The article is titled Religious schools, social values, and economic attitudes: evidence from Bangladesh. Here’s the abstract:
This paper uses new data on female graduates of registered secondary secular schools and madrasas from rural Bangladesh and tests whether there exist attitudinal gaps by school type and what teacher-specific factors explain these gaps. Even after controlling for a rich set of individual, family and school traits, we find that madrasa graduates differ on attitudes associated with issues such as working mothers, desired fertility, and higher education for girls, when compared to their secular schooled peers. On the other hand, madrasa education is associated with attitudes that are still conducive to democracy. We also find that exposure to female and younger teacher is associated with more favorable attitudes among graduates.
Trolling through their data, I was amazed to see how similar the attitudes of madrassa teachers were compared with their peers from secular schools. For example, 36% of secular school teachers agreed with the statement ‘for a married women, working for pay is just as fulfilling as being a housewife’. Among the madrassa teachers, 33% held that view.
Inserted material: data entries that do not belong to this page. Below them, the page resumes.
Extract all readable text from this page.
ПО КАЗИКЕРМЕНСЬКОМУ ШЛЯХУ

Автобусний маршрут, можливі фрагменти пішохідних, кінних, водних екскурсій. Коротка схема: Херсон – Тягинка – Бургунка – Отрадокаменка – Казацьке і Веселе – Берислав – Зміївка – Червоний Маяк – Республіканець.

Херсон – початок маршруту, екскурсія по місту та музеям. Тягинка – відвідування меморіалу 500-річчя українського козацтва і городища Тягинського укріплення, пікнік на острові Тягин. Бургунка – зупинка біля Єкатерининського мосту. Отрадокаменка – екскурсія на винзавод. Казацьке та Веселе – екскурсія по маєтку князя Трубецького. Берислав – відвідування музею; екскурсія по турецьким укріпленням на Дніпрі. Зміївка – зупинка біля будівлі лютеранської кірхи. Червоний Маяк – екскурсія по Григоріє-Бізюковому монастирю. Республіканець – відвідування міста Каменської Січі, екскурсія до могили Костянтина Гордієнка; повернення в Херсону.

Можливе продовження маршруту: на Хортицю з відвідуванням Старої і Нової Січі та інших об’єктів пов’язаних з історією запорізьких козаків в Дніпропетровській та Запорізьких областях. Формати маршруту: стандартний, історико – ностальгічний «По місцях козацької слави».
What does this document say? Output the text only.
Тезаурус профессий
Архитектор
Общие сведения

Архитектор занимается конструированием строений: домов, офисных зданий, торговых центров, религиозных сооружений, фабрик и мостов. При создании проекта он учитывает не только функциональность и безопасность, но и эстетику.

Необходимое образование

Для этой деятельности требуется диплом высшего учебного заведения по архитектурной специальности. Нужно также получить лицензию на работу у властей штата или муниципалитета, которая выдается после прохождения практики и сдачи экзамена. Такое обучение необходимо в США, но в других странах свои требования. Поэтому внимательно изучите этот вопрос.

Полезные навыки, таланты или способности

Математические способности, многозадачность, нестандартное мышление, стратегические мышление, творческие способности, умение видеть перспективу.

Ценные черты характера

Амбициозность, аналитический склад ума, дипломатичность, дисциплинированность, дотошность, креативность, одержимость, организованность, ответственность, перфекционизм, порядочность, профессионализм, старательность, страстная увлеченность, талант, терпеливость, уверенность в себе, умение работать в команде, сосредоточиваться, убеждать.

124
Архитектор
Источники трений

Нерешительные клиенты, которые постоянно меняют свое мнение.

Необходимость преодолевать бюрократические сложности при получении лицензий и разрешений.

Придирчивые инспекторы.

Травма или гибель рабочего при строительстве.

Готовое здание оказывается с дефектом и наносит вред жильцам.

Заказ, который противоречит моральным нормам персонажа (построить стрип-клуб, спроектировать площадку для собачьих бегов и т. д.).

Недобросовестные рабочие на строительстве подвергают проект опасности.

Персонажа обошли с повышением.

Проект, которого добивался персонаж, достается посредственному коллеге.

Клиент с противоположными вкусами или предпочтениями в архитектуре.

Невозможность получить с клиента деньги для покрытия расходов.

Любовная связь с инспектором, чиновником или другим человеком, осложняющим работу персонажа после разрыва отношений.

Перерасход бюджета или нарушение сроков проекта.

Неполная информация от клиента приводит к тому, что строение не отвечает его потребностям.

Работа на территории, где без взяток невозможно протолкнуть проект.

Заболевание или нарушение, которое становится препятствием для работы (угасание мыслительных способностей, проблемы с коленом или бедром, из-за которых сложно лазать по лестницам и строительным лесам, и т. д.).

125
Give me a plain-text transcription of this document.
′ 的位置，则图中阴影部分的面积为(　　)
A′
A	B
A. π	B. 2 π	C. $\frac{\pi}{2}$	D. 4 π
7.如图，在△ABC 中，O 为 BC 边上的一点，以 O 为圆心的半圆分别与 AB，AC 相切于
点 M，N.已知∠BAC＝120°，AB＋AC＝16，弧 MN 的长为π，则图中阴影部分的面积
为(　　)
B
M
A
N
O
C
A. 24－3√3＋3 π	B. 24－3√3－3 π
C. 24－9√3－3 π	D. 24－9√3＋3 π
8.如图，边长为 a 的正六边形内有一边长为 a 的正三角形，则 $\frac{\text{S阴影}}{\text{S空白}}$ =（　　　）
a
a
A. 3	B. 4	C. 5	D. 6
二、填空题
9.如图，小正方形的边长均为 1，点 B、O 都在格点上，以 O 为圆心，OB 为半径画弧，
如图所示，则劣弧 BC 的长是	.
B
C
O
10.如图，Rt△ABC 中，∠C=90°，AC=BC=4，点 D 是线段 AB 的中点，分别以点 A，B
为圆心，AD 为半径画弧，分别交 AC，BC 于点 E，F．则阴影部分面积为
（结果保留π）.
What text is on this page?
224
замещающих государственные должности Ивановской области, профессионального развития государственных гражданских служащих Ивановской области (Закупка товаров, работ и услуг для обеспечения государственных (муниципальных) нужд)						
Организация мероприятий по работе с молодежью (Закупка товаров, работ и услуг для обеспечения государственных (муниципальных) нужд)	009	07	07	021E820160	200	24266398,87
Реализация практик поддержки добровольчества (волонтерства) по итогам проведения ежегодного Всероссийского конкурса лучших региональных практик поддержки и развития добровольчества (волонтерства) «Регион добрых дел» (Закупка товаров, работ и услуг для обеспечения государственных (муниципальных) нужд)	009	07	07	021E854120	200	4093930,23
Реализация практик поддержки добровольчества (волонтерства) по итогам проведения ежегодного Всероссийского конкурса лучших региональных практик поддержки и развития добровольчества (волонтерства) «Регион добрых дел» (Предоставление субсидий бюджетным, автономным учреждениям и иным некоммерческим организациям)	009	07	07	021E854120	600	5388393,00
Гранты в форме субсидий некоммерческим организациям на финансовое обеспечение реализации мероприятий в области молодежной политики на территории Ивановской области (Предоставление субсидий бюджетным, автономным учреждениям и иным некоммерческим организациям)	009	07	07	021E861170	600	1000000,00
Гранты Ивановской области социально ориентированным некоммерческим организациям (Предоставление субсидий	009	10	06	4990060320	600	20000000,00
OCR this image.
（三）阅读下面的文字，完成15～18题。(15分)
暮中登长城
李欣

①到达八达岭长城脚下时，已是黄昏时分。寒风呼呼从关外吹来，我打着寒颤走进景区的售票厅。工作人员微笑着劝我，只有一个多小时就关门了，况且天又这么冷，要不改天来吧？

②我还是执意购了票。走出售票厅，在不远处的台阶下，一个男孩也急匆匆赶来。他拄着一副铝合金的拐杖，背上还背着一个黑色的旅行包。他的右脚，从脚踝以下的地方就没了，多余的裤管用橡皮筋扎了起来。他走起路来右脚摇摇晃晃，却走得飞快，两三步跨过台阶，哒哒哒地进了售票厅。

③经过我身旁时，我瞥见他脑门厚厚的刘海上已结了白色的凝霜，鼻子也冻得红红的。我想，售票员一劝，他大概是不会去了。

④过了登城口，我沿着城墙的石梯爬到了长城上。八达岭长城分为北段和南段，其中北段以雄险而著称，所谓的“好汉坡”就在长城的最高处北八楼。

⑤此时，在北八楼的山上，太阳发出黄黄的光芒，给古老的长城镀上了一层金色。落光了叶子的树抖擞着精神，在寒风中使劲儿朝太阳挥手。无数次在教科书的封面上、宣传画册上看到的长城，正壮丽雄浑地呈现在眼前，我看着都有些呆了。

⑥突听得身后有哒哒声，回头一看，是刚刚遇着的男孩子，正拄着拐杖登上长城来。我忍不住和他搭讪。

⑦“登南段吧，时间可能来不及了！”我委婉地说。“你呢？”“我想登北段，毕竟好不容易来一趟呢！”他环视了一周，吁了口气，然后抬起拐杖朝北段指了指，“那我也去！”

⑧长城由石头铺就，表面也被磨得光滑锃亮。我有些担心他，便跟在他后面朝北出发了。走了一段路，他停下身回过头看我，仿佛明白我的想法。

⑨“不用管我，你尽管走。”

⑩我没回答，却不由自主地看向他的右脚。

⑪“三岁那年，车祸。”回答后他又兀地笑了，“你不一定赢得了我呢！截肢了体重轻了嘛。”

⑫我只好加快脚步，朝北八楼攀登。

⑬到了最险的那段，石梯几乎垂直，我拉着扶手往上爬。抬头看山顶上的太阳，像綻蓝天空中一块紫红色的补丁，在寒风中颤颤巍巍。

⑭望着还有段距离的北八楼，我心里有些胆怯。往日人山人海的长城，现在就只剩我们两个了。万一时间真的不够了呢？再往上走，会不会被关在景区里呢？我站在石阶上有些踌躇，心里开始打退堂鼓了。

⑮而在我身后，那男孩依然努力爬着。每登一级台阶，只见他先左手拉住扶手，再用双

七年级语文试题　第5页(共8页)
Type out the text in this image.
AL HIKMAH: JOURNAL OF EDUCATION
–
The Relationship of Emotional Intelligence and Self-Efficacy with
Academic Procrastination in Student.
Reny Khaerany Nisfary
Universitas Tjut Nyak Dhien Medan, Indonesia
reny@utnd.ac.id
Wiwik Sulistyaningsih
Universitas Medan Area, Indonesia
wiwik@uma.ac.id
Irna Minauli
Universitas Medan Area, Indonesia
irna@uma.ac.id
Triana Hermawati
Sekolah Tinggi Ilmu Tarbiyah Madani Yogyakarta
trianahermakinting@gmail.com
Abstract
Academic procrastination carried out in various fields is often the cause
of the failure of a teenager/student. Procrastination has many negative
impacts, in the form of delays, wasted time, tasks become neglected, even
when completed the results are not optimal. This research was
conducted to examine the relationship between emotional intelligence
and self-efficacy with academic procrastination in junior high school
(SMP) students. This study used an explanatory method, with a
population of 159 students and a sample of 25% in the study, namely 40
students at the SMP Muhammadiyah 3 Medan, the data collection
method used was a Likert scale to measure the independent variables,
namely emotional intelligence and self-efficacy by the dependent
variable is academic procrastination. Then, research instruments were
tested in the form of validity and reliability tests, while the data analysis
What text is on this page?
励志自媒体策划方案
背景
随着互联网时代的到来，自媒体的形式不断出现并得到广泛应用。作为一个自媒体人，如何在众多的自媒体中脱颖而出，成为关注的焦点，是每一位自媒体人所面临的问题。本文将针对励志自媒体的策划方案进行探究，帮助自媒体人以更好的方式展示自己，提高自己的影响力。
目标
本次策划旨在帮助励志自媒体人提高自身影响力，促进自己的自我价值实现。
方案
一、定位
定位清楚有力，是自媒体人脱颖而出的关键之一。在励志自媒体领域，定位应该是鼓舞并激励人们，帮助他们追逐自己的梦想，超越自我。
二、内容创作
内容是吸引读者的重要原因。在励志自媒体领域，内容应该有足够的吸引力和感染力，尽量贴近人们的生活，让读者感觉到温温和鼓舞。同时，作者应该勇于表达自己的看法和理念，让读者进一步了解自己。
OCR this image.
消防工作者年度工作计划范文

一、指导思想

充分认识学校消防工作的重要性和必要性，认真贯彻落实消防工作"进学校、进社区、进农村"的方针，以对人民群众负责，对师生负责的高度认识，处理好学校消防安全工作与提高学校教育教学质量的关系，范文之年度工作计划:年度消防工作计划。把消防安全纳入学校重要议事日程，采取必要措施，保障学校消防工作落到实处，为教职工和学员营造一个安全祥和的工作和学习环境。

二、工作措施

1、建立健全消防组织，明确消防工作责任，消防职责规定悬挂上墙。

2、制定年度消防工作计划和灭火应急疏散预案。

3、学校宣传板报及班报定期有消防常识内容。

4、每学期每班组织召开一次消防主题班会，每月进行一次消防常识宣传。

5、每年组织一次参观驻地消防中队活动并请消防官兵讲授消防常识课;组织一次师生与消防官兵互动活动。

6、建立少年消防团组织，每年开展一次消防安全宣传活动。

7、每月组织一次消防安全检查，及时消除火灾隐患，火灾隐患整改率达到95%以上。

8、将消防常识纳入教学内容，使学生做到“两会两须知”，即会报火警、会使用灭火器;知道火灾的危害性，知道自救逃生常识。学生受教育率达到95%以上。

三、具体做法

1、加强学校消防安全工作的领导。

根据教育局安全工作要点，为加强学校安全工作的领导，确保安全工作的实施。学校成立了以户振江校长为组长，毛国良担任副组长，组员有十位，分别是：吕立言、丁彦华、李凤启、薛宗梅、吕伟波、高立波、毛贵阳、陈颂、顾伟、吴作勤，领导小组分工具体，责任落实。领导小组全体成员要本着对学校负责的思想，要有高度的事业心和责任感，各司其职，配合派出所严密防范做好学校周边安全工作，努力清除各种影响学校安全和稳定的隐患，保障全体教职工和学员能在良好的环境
The survey was done about a decade ago. And at that time, madrassa teachers were not strikingly more male chauvinist than the rest of the society. Turning to more directly political matters, for example, 68% of the madrassa teachers agreed with ‘religious leaders should not influence how people vote in elections’ — 78% of secular teachers did so.
In the absence of any better dataset — as opposed to a priori theorising of pseudo pundits — it would appear that madrassa teachers are not all that different from the rest of the country. Anyone freaking out at the crowd at Shapla Chottor in 2013 — relax. Anyone looking at the same crowd and pining for a revolution — get real.